In deze zaak heeft het Gerechtshof Arnhem-Leeuwarden op 20 augustus 2014 uitspraak gedaan in hoger beroep tegen een vonnis van de politierechter in de rechtbank Overijssel. De verdachte, geboren in 1987 en zonder bekende woon- of verblijfplaats, had hoger beroep ingesteld tegen een eerdere veroordeling. De tenlastelegging betrof het verblijf in Nederland als vreemdeling, terwijl hij wist dat hij tot ongewenst vreemdeling was verklaard. Het hof heeft het vonnis van de politierechter vernietigd en opnieuw recht gedaan.
Het hof heeft vastgesteld dat de verdachte aanvankelijk de terugkeerprocedure tegenwerkte, maar inmiddels leek hij daaraan mee te werken. De verdachte had 44 dagen in voorarrest gezeten, en het hof oordeelde dat het opleggen van een onvoorwaardelijke gevangenisstraf gelijk aan het voorarrest niet zou belemmeren dat de verdachte terugkeert naar zijn land van herkomst, Tunesië. Het hof heeft de vordering van de advocaat-generaal, die een gevangenisstraf van 44 dagen had geëist, toegewezen.
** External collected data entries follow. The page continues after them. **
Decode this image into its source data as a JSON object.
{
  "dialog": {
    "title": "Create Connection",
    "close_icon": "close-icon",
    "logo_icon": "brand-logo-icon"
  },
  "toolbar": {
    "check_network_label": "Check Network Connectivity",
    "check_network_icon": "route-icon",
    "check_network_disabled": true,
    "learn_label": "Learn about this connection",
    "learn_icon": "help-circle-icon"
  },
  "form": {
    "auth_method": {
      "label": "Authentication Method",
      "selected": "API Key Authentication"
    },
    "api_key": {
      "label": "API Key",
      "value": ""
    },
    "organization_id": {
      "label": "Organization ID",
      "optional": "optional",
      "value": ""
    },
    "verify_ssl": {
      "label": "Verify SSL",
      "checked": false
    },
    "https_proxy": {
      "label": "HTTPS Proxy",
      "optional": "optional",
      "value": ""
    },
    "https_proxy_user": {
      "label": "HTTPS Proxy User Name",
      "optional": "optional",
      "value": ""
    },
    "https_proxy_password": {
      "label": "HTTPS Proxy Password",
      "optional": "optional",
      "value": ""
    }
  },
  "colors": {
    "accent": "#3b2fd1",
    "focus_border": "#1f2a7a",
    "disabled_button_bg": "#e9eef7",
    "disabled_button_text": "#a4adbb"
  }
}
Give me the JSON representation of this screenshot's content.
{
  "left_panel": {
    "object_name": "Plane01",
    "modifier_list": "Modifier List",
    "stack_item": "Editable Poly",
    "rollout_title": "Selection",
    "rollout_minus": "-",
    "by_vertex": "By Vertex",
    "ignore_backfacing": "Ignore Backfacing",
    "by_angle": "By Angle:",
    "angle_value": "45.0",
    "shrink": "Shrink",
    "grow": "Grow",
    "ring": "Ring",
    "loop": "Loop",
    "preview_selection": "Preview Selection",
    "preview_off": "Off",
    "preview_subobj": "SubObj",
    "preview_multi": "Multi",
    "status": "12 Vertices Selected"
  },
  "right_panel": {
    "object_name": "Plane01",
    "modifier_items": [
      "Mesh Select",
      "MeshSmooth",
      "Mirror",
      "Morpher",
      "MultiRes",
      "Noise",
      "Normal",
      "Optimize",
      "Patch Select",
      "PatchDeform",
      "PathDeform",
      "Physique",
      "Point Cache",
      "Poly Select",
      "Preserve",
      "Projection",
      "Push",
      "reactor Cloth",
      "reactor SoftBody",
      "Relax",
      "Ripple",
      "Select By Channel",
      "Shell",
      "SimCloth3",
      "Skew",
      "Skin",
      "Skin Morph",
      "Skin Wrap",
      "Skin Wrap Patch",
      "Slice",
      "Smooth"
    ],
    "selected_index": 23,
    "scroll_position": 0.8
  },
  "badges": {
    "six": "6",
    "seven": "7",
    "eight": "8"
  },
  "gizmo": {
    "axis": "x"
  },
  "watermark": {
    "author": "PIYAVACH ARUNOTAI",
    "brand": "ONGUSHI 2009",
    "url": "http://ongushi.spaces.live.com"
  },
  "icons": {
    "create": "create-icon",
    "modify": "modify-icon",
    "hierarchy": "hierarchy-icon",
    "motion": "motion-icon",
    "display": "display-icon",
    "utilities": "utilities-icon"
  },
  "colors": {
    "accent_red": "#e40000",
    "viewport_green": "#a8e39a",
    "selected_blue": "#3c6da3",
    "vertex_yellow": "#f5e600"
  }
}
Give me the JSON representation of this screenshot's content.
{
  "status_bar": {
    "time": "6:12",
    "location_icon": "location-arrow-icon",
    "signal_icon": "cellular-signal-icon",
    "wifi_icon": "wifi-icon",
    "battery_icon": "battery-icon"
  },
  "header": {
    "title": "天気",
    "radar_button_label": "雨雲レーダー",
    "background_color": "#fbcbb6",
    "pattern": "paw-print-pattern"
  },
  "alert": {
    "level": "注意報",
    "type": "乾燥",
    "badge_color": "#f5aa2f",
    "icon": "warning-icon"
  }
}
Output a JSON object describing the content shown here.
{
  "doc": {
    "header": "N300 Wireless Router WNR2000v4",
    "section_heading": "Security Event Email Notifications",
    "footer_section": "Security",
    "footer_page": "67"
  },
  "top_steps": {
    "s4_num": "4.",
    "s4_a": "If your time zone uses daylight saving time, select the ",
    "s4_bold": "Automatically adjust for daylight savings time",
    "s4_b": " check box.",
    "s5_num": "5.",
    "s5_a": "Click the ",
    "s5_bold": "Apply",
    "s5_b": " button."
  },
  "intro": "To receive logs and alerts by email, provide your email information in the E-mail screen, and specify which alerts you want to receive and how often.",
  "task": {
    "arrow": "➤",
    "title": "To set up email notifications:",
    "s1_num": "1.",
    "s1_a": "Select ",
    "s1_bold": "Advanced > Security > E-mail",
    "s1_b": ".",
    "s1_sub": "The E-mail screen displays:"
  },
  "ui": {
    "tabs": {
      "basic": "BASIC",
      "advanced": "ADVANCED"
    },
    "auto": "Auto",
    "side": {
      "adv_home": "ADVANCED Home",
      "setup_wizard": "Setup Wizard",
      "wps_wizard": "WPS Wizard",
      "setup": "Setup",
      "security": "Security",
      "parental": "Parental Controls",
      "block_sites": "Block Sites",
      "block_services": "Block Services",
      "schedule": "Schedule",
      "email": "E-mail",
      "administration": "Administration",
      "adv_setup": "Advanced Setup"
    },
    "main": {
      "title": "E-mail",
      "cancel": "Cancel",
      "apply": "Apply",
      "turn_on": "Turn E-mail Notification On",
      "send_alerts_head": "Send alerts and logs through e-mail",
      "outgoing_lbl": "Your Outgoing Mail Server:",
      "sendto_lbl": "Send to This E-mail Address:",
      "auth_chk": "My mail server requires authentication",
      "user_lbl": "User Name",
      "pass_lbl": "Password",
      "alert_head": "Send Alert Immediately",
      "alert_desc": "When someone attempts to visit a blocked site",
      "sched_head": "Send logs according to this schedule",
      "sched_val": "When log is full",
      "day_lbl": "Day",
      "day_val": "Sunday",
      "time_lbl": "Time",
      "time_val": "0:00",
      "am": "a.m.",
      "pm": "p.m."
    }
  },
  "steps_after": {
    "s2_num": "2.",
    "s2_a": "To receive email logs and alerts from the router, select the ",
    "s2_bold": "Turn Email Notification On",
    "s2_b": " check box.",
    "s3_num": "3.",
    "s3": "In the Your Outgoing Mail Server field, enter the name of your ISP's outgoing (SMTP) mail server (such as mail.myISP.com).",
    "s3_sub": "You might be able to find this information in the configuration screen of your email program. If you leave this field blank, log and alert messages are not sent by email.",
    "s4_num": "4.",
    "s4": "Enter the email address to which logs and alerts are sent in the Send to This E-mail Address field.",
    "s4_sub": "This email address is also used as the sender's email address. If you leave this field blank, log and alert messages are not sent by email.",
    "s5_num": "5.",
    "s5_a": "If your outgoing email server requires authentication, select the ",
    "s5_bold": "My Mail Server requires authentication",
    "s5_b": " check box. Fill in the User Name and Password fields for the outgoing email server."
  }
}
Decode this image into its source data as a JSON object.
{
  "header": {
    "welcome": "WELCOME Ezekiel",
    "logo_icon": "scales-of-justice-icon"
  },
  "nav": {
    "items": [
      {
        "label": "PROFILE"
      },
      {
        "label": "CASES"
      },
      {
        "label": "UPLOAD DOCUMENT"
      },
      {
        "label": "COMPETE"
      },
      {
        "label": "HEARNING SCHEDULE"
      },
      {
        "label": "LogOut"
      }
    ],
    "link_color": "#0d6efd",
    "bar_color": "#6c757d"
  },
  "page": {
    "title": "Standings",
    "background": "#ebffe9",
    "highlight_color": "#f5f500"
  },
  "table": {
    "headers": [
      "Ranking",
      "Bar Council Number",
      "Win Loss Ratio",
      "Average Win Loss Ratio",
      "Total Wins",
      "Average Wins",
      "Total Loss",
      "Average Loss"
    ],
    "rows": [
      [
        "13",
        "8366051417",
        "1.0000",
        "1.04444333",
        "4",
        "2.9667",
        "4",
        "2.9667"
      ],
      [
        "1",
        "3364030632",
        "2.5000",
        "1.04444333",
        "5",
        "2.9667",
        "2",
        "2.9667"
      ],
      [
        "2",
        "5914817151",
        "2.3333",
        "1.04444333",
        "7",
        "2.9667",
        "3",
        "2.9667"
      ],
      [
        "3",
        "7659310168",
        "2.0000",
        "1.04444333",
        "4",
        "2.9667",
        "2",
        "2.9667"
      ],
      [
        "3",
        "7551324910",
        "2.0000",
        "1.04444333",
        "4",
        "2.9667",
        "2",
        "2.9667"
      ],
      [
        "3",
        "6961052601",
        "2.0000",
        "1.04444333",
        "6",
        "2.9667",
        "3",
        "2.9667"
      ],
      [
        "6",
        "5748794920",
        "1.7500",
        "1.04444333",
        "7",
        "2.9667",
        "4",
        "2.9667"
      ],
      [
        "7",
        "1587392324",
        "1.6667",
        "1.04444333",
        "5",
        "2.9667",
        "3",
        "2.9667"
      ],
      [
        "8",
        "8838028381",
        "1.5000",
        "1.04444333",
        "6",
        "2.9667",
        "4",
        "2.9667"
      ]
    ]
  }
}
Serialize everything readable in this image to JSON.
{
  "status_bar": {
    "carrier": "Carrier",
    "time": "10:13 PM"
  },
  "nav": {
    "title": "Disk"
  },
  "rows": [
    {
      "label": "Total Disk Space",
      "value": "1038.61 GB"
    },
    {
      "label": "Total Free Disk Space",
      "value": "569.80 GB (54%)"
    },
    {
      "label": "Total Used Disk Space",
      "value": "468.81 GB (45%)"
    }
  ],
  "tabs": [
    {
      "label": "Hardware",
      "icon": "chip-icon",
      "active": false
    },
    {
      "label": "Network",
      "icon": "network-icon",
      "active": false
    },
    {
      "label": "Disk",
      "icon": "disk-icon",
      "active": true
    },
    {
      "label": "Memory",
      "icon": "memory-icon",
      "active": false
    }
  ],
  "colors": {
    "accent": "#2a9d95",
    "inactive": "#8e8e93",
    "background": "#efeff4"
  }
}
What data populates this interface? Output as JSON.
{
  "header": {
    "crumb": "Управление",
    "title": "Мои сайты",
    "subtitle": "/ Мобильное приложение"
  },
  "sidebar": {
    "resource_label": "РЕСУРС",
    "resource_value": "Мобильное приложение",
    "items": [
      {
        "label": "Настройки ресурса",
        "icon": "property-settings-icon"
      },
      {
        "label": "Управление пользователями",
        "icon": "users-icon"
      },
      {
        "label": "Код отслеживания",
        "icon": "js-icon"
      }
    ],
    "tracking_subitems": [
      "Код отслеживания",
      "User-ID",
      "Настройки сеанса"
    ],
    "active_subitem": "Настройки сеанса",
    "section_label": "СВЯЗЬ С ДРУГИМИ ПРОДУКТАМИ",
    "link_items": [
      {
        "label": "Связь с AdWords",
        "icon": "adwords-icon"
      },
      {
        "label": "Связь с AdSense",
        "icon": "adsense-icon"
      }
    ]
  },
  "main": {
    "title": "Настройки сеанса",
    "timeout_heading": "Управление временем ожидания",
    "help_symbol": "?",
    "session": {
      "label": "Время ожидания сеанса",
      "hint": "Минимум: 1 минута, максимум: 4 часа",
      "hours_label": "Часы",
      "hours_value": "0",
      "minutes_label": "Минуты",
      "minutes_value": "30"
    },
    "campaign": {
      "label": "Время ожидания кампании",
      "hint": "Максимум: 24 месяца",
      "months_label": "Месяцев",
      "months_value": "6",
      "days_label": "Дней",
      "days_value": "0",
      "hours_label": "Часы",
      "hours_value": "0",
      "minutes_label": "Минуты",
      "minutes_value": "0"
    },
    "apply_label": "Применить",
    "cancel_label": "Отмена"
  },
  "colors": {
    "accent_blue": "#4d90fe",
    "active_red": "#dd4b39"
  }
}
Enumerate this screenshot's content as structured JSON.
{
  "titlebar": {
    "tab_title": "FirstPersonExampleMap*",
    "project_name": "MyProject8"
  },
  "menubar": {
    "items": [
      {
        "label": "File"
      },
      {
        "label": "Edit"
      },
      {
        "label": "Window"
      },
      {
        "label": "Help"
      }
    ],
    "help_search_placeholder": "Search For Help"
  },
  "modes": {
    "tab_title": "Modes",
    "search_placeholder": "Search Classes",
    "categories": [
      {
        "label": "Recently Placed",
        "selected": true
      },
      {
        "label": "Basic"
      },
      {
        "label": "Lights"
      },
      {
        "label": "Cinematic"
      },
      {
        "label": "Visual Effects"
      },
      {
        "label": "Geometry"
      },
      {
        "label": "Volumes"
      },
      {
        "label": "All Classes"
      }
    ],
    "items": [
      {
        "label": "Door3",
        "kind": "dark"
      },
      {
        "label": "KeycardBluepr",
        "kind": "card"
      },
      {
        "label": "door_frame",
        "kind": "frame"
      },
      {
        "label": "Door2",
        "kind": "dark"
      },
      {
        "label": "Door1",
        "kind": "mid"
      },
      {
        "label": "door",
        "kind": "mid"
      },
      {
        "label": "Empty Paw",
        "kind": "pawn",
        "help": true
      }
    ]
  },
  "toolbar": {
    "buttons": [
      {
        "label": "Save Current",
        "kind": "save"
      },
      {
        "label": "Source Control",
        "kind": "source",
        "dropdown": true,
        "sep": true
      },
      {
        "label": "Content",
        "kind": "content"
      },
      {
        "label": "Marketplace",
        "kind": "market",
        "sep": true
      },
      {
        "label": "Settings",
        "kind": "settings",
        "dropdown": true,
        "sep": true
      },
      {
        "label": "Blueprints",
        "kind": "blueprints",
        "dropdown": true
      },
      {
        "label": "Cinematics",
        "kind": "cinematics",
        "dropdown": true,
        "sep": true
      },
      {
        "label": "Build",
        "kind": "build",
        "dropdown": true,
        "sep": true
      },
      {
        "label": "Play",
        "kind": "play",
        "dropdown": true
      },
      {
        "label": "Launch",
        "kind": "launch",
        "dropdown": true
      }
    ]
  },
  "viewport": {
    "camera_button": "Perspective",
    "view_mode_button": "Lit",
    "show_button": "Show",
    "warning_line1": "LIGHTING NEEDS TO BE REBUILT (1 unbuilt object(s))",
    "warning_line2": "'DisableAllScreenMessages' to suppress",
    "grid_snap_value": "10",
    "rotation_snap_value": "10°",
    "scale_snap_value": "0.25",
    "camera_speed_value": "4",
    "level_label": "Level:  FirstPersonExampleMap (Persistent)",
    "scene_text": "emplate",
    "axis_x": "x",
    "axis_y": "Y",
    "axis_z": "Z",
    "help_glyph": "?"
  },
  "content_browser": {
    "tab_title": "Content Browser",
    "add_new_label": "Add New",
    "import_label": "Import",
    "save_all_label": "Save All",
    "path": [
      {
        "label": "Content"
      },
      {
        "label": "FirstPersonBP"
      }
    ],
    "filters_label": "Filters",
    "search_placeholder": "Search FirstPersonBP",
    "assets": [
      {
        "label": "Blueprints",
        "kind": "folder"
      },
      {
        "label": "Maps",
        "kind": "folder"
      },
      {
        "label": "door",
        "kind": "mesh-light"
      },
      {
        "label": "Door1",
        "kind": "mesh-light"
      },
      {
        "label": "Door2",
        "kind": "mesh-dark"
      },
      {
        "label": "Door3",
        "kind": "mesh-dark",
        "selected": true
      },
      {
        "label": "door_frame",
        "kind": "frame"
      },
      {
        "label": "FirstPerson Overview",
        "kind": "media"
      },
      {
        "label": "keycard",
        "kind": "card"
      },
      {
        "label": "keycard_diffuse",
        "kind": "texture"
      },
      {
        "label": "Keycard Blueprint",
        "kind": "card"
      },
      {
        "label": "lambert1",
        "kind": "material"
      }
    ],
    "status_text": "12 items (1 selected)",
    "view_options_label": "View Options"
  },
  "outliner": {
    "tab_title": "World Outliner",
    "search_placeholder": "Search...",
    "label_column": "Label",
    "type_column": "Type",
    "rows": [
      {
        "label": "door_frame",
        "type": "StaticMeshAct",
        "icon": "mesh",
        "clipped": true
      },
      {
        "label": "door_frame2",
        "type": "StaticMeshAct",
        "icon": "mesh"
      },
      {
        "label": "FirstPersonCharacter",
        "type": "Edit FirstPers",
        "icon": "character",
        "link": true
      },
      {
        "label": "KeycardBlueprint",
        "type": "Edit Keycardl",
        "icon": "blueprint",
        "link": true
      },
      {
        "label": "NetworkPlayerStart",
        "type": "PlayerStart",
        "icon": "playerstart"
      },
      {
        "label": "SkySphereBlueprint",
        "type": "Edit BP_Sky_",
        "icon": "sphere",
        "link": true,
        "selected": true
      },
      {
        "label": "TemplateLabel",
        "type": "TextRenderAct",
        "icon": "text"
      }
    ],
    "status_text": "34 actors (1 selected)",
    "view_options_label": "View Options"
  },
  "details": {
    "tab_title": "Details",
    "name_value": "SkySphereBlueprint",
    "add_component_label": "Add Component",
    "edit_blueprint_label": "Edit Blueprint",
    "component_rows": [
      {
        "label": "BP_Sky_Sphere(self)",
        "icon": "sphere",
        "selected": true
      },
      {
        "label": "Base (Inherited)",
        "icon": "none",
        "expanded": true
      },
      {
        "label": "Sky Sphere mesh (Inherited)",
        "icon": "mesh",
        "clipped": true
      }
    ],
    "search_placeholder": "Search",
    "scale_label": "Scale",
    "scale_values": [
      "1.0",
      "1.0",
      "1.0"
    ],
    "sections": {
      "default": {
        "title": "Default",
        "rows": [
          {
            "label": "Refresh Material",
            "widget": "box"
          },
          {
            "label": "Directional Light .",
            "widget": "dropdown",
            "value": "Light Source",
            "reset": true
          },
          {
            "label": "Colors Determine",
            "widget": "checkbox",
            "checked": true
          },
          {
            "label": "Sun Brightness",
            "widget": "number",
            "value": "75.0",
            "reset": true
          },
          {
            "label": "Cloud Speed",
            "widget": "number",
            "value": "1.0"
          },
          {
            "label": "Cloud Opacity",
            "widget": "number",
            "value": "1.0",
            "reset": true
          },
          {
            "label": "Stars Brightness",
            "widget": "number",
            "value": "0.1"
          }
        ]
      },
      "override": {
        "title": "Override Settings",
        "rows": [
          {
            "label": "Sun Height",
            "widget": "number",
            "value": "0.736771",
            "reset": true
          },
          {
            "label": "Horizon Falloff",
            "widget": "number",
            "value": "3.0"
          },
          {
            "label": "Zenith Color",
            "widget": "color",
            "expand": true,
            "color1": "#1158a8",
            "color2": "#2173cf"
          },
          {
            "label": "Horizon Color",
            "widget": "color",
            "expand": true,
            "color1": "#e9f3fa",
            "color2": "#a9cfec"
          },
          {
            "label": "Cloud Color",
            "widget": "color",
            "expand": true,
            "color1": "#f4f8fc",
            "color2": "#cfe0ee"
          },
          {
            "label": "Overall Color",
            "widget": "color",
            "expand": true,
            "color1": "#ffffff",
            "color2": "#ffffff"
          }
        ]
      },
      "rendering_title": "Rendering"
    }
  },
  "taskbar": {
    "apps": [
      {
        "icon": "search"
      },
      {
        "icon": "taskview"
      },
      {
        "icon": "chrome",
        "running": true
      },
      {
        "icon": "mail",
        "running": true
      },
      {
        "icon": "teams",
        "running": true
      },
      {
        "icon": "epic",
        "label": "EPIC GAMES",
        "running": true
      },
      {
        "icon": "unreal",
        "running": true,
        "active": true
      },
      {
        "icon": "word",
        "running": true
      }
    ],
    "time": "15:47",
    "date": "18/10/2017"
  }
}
De beslissing van het hof is in overeenstemming met de Terugkeerrichtlijn, die stelt dat een gevangenisstraf niet de uitvoering van de terugkeerprocedure mag belemmeren. Het hof heeft de persoonlijke omstandigheden van de verdachte in overweging genomen en geconcludeerd dat de opgelegde straf passend en geboden is. De verdachte is veroordeeld tot een gevangenisstraf van 44 dagen, met de bepaling dat de tijd in voorarrest in mindering wordt gebracht op de opgelegde straf. De uitspraak is gedaan door een meervoudige kamer voor strafzaken, en de beslissing is openbaar uitgesproken.